PQA 05 - Poster Q&A 05 - Gastrointestinal Cancer and Sarcoma
2702 - Characterization of DNA Damage Response-Associated Somatic Mutations in Borderline Resectable and Locally Advanced Pancreatic Cancer
Tuesday, October 3, 2023
12:45 PM – 2:00 PM PT
Location: Hall B2
Screen: 18
V. Madan1, T. A. Lin2, A. V. Reddy3, C. Hill3, S. Sehgal4, A. Hacker-Prietz3, T. McPhaul5, J. He6, L. Zheng5, W. Ngwa7, J. M. Herman8, J. J. Meyer3, and A. Narang3; 1Johns Hopkins University School of Medicine, Baltimore, MD, 2The University of Texas MD Anderson Cancer Center, Houston, TX, 3Department of Radiation Oncology and Molecular Radiation Sciences, Johns Hopkins University School of Medicine, Baltimore, MD, 4Johns Hopkins Medical Institute, Department of Radiation Oncology, Baltimire, MD, 5Department of Medical Oncology, Johns Hopkins University School of Medicine, Baltimore, MD, 6Department of Surgery, Johns Hopkins University School of Medicine, Baltimore, MD, 7John Hopkins University Hospital, Baltimore, MD, 8Department of Radiation Medicine, Northwell Health Cancer Institute, New Hyde Park, NY
Purpose/Objective(s):The role of radiation for pancreatic cancer remains controversial, with recent studies showing conflicting results, highlighting the need to develop biomarkers of radiation response.
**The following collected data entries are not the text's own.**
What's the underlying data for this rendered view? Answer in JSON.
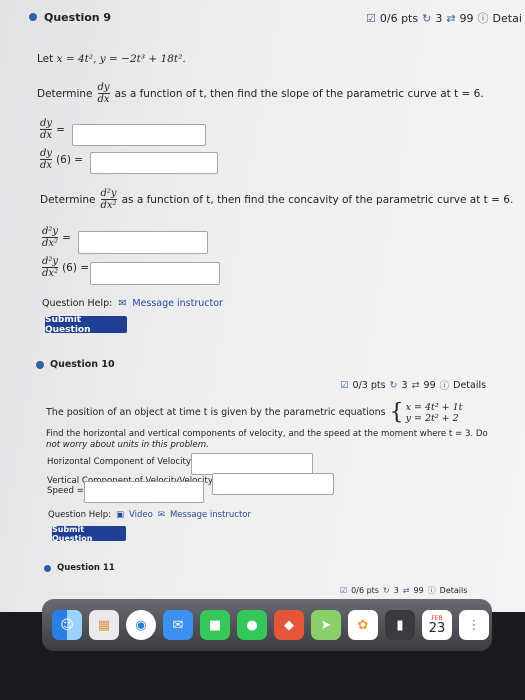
{
  "question9": {
    "title": "Question 9",
    "score": "0/6 pts",
    "attempts": "3",
    "retries": "99",
    "details": "Detai",
    "given_prefix": "Let",
    "given_x": "x = 4t², y = −2t³ + 18t².",
    "determine1": "Determine",
    "determine1_rest": "as a function of t, then find the slope of the parametric curve at t = 6.",
    "dy": "dy",
    "dx": "dx",
    "eq": "=",
    "at6": "(6) =",
    "determine2": "Determine",
    "determine2_rest": "as a function of t, then find the concavity of the parametric curve at t = 6.",
    "d2y": "d²y",
    "dx2": "dx²",
    "help_label": "Question Help:",
    "message_instructor": "Message instructor",
    "submit": "Submit Question"
  },
  "question10": {
    "title": "Question 10",
    "score": "0/3 pts",
    "attempts": "3",
    "retries": "99",
    "details": "Details",
    "line1": "The position of an object at time t is given by the parametric equations",
    "eq_x": "x = 4t² + 1t",
    "eq_y": "y = 2t² + 2",
    "line2": "Find the horizontal and vertical components of velocity, and the speed at the moment where t = 3. Do",
    "line3": "not worry about units in this problem.",
    "horizontal_label": "Horizontal Component of Velocity =",
    "vertical_label": "Vertical Component of VelocityVelocity =",
    "speed_label": "Speed =",
    "help_label": "Question Help:",
    "video": "Video",
    "message_instructor": "Message instructor",
    "submit": "Submit Question"
  },
  "question11": {
    "title": "Question 11",
    "score": "0/6 pts",
    "attempts": "3",
    "retries": "99",
    "details": "Details"
  },
  "dock": {
    "calendar_month": "FEB",
    "calendar_day": "23"
  },
  "colors": {
    "accent": "#1f3f95",
    "dot": "#2d5fa8"
  }
}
Despite its potential utility in predicting radiosensitivity, the landscape of somatic mutations in borderline resectable pancreatic cancer (BRPC) and locally advanced pancreatic cancer (LAPC), as related to DNA damage response (DDR), has not been well characterized. This study aimed to characterize the frequency of such mutations in a cohort of patients with BRPC/LAPC treated with neoadjuvant chemotherapy and stereotactic body radiotherapy (SBRT).Materials/
Methods: Mutational data was collected from patients with BRPC/LAPC treated at a single institution with neoadjuvant chemotherapy and SBRT, followed by surgical resection from 2016-2021. Chemotherapy consisted of modified FOLFIRINOX or gemcitabine/nab-paclitaxel, and patients were treated with SBRT in 33 Gy in 5 fractions. Genomic data was obtained from either endoscopic biopsy or surgical specimens, and next-generation sequencing was performed either in-house with a Solid Tumor Panel or with FoundationOneCDx. Specific emphasis was placed on the characterization of double-strand DNA break (DSB) repair genes, as this is the type of tumor cell damage traditionally induced by radiation therapy. Genes associated with the two main pathways of DSB repair, non-homologous end joining (NHEJ) and homologous repair (HR), were analyzed. Specific HR pathway mutations assessed were BLM, BRCA1/2, MRE11, NBN, PALB2, RAD50, RAD51B-D, and RAD54L,while PRKDC mutations were assessed for the NHEJ pathway.Mutations in ATM, an important initiator of DDR pathways, were also analyzed.Additionally, the frequency of mutations in TP53, CDKN2A and SMAD4 in patients with concomitant KRAS mutations was assessed. Results: Eighty-five patients were included in the study. Five (5.9%) patients had mutations in the NHEJ pathway of the PRKDC gene. Twenty (23.5%) patients had mutations in the HR pathway, including BRCA2 (10/85; 11.8%), PALB2 (5/85; 5.9%), BRCA1 (3/85; 3.5%), and RAD50 (1/85; 1.2%). Six (7.1%) patients had mutations in ATM. No patients were found to have mutations in BLM, RAD51B-D, RAD54L, or NBN. Amongst patients with KRAS mutations (72/85), concomitant mutations were observed in TP53 (47/85; 55.3%), CDKN2A (16/85; 18.8%), and SMAD4 (9/85; 10.6%). Conclusion: Herein, we characterized the frequency of somatic mutations associated with DSB repair genes in patients with BRPC/LAPC. Data analysis on outcomes related to radiation response in patients with mutations in DDR pathways is ongoing, but will likely also benefit from multi-institutional efforts to increase the power to answer this question.